雨のように降り注ぐそれは、しかしどう考えても自然的に起こるものではない。


車内にいた男達はここで事態を理解する。


「クソがっ!他の組織の敵襲か!」


冗談じゃないと叫びながら生存している男達は車を置いて外へ出る。


街中で起こった事件に外の一般人の悲鳴や驚愕の声が拡散的に広がっていく。


「うるせぇぞ甘ちゃん共が!ちくしょう油断していた!こんな街中で騒ぎを起こすなんて“暗黙のルール”を破るわけがねぇと勝手に決め込んでいた!」


「ここまできたら上からの処罰は免れない!敵組織をひっ捕まえて献上するしか助かる道はない!」


黒いローブを着た男達は襲撃してきた敵組織を探しに次々と車から離れていく。


「なにが……起こっているの?」


1人状況を理解できていないアリスは未だに車内に横たわっていた。


そもそも腕も足も拘束されているのに動き回れるわけがない。しかし何が起きているのかわからない恐怖は次第にアリスから平常心を失わせていく。
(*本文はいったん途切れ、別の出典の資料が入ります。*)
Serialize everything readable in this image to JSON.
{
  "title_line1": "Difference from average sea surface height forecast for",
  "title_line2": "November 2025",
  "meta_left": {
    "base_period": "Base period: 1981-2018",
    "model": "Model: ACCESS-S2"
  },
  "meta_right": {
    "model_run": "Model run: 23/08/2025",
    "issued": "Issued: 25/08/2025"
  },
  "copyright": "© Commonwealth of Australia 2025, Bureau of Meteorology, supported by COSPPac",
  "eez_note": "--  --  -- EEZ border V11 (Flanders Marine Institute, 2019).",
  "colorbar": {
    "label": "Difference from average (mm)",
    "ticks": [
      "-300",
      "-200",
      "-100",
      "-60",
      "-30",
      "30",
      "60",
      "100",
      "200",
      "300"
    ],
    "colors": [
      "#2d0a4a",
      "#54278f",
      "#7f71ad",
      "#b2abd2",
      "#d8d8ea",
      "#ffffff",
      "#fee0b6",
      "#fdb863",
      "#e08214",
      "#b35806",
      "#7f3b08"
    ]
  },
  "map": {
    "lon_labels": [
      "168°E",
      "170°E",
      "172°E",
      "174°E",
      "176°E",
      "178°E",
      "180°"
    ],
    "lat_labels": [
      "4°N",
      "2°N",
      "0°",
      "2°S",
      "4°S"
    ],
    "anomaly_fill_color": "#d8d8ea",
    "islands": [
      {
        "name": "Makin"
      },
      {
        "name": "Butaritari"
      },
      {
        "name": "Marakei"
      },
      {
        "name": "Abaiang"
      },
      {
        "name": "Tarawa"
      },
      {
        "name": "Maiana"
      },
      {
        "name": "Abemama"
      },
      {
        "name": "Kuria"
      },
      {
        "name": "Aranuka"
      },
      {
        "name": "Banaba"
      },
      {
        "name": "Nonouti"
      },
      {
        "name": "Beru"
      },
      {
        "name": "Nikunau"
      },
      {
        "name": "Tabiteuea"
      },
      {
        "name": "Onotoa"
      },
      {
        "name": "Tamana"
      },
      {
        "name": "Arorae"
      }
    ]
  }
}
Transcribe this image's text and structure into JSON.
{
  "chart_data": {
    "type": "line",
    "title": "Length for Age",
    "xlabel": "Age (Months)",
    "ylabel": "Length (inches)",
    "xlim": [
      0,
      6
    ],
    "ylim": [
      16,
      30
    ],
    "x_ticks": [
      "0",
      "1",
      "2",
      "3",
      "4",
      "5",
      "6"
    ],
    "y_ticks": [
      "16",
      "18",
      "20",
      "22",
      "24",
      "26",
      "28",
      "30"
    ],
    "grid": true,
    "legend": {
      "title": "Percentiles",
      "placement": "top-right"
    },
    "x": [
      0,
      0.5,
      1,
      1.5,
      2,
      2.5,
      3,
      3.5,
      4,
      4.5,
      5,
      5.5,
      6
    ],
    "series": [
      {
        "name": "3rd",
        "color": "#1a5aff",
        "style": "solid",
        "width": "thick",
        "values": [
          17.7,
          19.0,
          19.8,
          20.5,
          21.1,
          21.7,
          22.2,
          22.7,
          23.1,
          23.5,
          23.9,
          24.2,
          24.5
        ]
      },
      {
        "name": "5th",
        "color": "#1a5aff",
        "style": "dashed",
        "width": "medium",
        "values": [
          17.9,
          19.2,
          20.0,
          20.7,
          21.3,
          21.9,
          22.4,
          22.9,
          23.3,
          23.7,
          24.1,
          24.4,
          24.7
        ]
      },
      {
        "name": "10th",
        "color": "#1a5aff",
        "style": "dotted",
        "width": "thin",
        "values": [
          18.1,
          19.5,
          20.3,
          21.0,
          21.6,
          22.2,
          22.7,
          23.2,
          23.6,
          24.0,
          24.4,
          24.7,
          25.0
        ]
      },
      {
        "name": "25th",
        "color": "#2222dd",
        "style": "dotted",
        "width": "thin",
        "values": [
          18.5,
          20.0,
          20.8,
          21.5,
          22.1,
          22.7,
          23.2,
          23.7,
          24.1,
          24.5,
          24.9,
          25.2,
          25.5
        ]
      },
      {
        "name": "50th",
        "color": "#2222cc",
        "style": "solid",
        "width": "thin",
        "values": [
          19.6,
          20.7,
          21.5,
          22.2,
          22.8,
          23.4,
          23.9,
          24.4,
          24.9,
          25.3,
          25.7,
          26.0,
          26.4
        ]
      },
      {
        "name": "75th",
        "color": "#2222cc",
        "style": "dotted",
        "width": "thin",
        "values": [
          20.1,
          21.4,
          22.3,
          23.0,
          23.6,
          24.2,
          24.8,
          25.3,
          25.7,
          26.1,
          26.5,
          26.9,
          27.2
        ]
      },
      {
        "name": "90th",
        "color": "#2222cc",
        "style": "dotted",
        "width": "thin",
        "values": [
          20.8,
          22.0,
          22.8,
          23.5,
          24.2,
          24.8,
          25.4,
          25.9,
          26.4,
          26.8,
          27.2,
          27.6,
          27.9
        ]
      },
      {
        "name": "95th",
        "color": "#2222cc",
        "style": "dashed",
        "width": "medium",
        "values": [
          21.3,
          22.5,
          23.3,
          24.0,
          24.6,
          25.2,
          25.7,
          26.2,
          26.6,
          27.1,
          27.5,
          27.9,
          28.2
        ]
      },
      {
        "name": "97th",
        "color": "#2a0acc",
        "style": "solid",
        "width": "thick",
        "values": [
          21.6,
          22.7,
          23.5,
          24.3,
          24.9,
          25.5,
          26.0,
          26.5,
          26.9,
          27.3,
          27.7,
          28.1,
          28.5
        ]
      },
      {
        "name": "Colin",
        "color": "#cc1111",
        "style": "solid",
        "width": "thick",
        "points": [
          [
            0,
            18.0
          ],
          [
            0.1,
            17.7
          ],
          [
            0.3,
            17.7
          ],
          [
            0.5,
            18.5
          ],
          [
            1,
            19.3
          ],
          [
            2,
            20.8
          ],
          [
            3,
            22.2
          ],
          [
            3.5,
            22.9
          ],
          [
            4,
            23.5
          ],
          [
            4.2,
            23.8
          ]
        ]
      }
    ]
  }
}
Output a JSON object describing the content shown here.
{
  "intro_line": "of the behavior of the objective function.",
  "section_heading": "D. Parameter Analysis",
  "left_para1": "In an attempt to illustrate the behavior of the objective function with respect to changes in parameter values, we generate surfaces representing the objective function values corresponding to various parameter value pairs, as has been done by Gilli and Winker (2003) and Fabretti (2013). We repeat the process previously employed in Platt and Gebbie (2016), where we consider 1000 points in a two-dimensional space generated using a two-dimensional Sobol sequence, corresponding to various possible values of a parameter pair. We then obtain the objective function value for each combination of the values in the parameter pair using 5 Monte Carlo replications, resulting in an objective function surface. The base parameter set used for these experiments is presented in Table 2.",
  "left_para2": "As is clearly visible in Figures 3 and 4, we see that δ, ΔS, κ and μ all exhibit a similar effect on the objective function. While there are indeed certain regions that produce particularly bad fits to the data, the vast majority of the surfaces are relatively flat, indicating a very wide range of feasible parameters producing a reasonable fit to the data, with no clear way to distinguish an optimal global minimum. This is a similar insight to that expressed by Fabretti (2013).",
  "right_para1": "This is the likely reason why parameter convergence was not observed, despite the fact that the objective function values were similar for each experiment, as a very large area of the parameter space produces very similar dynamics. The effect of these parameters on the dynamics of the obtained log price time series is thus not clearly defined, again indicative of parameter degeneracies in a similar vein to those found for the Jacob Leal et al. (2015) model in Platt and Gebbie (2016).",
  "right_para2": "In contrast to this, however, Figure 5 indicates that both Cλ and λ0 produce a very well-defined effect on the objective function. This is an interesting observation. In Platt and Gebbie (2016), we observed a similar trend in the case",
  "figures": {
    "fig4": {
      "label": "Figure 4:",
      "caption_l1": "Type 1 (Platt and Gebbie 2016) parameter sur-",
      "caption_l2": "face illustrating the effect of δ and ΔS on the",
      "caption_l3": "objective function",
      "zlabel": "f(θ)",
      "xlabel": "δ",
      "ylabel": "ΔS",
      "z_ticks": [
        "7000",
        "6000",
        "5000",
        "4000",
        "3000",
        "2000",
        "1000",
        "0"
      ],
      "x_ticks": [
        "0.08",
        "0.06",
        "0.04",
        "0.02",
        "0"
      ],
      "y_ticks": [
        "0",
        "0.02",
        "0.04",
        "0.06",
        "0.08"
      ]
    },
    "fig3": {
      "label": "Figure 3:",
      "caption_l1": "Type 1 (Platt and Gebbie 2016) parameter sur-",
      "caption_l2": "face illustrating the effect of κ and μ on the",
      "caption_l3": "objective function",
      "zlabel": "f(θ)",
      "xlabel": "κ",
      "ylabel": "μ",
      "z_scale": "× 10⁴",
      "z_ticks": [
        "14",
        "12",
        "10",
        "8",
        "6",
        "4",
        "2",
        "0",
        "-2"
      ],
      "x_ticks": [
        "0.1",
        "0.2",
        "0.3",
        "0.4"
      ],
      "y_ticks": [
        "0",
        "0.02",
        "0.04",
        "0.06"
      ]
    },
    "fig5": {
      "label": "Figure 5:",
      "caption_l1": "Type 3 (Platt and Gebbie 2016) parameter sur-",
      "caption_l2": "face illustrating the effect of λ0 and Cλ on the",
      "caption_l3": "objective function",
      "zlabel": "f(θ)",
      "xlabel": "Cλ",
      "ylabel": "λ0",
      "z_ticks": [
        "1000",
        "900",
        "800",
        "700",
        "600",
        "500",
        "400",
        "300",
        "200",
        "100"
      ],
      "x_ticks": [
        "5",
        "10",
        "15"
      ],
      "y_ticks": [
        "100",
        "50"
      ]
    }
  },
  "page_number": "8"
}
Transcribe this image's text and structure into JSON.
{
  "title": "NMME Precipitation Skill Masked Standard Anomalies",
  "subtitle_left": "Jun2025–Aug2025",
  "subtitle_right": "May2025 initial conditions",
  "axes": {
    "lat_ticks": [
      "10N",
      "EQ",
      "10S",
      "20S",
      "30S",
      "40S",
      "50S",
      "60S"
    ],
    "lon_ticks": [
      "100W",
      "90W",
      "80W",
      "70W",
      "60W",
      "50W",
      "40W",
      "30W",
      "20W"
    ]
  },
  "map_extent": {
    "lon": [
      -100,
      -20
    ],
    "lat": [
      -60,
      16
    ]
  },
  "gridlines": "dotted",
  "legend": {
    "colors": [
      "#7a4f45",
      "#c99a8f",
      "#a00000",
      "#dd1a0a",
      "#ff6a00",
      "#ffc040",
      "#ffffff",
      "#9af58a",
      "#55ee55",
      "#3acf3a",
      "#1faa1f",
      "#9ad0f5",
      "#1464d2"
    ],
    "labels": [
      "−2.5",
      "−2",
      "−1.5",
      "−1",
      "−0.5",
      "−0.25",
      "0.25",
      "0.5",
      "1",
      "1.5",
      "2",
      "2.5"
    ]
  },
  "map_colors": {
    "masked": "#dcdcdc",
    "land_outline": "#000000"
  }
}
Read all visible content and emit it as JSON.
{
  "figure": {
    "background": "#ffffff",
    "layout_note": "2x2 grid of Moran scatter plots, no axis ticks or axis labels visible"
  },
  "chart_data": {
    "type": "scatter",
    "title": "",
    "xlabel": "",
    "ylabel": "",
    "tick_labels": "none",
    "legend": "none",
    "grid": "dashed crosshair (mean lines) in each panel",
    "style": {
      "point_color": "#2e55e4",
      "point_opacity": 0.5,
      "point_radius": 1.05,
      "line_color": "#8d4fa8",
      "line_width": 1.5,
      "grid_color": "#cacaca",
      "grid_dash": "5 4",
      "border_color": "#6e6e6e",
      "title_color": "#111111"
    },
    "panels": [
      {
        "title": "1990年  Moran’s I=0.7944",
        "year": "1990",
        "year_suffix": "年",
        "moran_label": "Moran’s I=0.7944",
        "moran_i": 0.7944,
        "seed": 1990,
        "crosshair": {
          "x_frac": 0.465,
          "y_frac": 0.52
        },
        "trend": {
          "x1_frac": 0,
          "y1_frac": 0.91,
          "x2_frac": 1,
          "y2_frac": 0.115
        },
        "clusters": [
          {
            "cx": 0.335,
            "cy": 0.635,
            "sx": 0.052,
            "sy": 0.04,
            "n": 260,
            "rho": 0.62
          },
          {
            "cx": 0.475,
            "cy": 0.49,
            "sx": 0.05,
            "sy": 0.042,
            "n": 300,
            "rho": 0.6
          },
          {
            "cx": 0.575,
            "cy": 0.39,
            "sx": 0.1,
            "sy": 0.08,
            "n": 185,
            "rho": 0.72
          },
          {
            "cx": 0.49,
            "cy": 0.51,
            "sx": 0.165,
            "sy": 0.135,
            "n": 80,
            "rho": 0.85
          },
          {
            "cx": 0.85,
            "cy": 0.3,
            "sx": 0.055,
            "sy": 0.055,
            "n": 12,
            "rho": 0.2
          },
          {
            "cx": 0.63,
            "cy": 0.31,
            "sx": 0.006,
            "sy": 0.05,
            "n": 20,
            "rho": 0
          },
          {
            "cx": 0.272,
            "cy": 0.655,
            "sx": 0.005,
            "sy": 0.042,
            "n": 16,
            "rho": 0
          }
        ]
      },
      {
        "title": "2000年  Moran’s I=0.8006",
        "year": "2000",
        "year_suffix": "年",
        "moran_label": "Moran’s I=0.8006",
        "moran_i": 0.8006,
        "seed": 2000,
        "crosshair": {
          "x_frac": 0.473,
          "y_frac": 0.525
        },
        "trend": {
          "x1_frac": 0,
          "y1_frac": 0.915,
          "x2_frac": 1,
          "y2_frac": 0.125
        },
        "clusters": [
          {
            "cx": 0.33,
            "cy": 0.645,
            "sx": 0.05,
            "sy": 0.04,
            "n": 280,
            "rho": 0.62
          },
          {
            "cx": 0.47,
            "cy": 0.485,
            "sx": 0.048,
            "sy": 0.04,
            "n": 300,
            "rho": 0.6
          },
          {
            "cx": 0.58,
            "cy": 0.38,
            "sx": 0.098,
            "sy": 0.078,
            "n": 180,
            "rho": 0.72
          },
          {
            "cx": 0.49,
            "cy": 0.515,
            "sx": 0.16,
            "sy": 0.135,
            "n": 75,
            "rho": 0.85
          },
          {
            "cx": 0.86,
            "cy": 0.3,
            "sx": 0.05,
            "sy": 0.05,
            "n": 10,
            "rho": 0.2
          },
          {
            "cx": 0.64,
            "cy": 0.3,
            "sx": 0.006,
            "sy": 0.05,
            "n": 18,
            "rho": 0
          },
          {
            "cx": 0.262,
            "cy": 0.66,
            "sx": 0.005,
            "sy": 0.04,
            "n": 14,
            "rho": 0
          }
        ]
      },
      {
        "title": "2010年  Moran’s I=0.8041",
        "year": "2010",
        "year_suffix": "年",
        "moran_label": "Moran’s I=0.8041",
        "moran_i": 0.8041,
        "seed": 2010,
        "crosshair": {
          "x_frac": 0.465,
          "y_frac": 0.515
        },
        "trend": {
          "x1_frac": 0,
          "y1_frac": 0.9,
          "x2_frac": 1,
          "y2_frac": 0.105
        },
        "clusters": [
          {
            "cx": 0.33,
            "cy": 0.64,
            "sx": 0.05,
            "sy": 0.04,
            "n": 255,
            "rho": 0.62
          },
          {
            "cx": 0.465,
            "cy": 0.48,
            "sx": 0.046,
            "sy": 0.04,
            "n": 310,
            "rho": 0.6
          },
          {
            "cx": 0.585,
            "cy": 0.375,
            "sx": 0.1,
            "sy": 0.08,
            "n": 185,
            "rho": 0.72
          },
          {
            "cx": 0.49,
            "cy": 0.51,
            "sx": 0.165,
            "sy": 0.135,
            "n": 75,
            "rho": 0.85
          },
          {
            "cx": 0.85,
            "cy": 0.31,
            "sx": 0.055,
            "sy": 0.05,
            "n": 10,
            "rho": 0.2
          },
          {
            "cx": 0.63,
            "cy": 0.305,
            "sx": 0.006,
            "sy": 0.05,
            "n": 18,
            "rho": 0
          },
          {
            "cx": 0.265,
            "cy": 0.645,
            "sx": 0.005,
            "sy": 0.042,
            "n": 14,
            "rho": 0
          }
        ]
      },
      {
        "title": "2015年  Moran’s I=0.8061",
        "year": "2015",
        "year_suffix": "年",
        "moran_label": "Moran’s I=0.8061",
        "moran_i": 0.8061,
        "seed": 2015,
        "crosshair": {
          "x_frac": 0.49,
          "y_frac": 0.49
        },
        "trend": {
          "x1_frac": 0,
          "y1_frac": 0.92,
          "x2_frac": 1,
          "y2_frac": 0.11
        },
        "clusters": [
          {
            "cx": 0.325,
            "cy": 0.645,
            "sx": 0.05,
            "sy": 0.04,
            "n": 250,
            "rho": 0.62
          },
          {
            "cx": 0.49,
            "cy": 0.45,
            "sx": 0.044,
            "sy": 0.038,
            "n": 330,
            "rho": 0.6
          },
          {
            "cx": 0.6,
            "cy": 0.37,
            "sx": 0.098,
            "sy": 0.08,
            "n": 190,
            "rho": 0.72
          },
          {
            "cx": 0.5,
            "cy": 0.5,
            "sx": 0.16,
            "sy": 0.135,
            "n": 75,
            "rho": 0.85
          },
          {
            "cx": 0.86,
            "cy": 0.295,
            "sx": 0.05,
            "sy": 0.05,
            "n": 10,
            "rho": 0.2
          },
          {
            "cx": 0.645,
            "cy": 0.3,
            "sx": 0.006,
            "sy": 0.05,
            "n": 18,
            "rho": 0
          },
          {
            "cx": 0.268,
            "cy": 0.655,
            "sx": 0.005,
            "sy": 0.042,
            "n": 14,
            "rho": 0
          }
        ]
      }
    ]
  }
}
そんな彼女を更に追い込むように車内に突き刺さっていた複数の剣の内の一本がゆっくりと抜け、それはアリスの方へと剣先を向ける。


あまりの恐怖に目を強く瞑るアリス。


次に起こるアクションが不明なだけに体の自由が利かない彼女に出来ることといえば自分の無事を祈る他なかった。


ヒュンッ!と風を突き破る音が耳を通過した。


しかし、それだけだ。


体に激痛が走ったりおかしな状態異常にかかることもない。


おそるおそるといった感じで目を僅かに開けると、そこには既に雨のように降り注いでいた剣は消えていた。


そこに驚く前にアリスは自分の体の変化に気づく。


先程まで体の自由を奪っていた腕や足に縛り付けられていた縄が切れていたのだ。


起き上がって床に落ちている縄を手に取って見てみると、鋭い刃物で切ったような痕が残っている。


「と、とにかく逃げないと…っ!」


何がどうなっているのかわからないが、今ここで鮮血を伴う争い事が起きていることは事実だ。いつまでもここにいては救われるものも救われない。


アリスは疲労にまみれた体を無理に動かして、急いで車内から這い出る。


外は自分か思っているよりもはるかに混乱状態にあった。


誰が敵で何が目的か分からない攻撃に街中の人間が絶叫していた。


アリスはそちらを気にしながらも我が身を優先して人混みの少ない路地裏に向かって走っていく。


より明確な安全を求めて少女は闇の深まる場所へと自ら歩みを進める。